At 8:20 AM -0700 2/23/13, Doug Ewell wrote:

You might want to reference BCP 47 instead of RFC 5646, but this is up to you.

When I reference RFC 5646, the actual reference includes it as both RFC and BCP.

I would actually suggest leaving off the reference to the Registry and just say the tag must conform to 5646 (or BCP 47). That will imply the use of the Registry.

How about: "The 'humintlang' attribute value MUST be a language tag per RFC 5646"?




----------
From: <mailto:randy(_at_)qti(_dot_)qualcomm(_dot_)com>Randall Gellens
Sent: 2/23/2013 1:18
To: <mailto:doug(_at_)ewellic(_dot_)org>Doug Ewell; <mailto:ietf(_at_)ietf(_dot_)org>ietf(_at_)ietf(_dot_)org; <mailto:rg+ietf(_at_)qualcomm(_dot_)com>rg+ietf(_at_)qualcomm(_dot_)com
Cc: 
<mailto:ietf-languages(_at_)iana(_dot_)org>ietf-languages(_at_)iana(_dot_)org
Subject: Re: draft-gellens-negotiating-human-language-01
Hi Doug,

Thanks very much.  So, if I understand, your suggestions would be:

(1) Change the text for the possible new 'humintlang' attribute from:

      The "humintlang" attribute value must be a single RFC 3066
      [RFC3066] language tag in US-ASCII [RFC3066].  It is not dependent
      on the charset attribute.

To:

      The "humintlang" attribute value must be a single RFC 5646
      [RFC5646] language tag from the IANA registry [IANA-lang-
      tags].  It is not dependent on the charset attribute.

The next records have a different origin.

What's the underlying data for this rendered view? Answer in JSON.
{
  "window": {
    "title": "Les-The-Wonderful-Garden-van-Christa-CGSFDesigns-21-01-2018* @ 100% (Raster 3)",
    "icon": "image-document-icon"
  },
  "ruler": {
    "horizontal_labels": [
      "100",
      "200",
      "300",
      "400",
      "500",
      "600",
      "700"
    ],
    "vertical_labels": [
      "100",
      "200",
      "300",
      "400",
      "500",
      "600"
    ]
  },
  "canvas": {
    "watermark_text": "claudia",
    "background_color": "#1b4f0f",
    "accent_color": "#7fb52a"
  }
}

(2) Add RFC 5646 to the Normative References

Since the IANA registry referenced now was actually created by RFC 5646 not RFC 3066, this is both better technically (for the reasons you mention) and more correct.

Let me know if I've understood, and if so, I may be able to get an update in before the cut-off.


At 9:09 AM -0700 2/22/13, Doug Ewell wrote:

Draft-gellens-negotiating-human-language-01, "Negotiating Human Language Using SDP", says this about the source of values for the SDP 'lang' attribute: > The "lang" attribute value must be a single [RFC3066] language tag > in US-ASCII [RFC3066]. Although this wording is quoted from RFC 4566, the subsequent section proposing a new 'humintlang' attribute uses the same wording. Any new format or protocol that employs language tags should apply BCP 47 (RFC 5646), not RFC 3066, which was obsoleted in 2006. BCP 47 allows the use of more than 7300 additional language subtags derived from ISO 639-3, as well as script subtags based on ISO 15924 and variant subtags, none of which are permitted in a generative manner by RFC 3066. The draft says, "The attribute value should be a language tag from the IANA registry [IANA-lang-tags]", referencing www.iana.org/assignments/language-subtag-registry, but RFC 3066 does not use this registry; it references the core ISO standards directly, which reduces stability, and it uses its own IANA registry (also obsolete) only for a few dozen predefined variant tags, many of which are deprecated in BCP 47. RFC 4647, also part of BCP 47, provides guidelines for matching language tags, and may benefit the SDP negotiation process described in the draft. -- Doug Ewell | Thornton, CO, USA http://ewellic.org | @DougEwell °©


--
Randall Gellens
Opinions are personal;    facts are suspect;    I speak for myself only
-------------- Randomly selected tag: ---------------
Two things are infinite: the universe and human stupidity;
and I'm not even sure about the universe.
                                       --Albert Einstein



--

Randall Gellens
Opinions are personal;    facts are suspect;    I speak for myself only
-------------- Randomly selected tag: ---------------
Things are more like they used to be than they are new.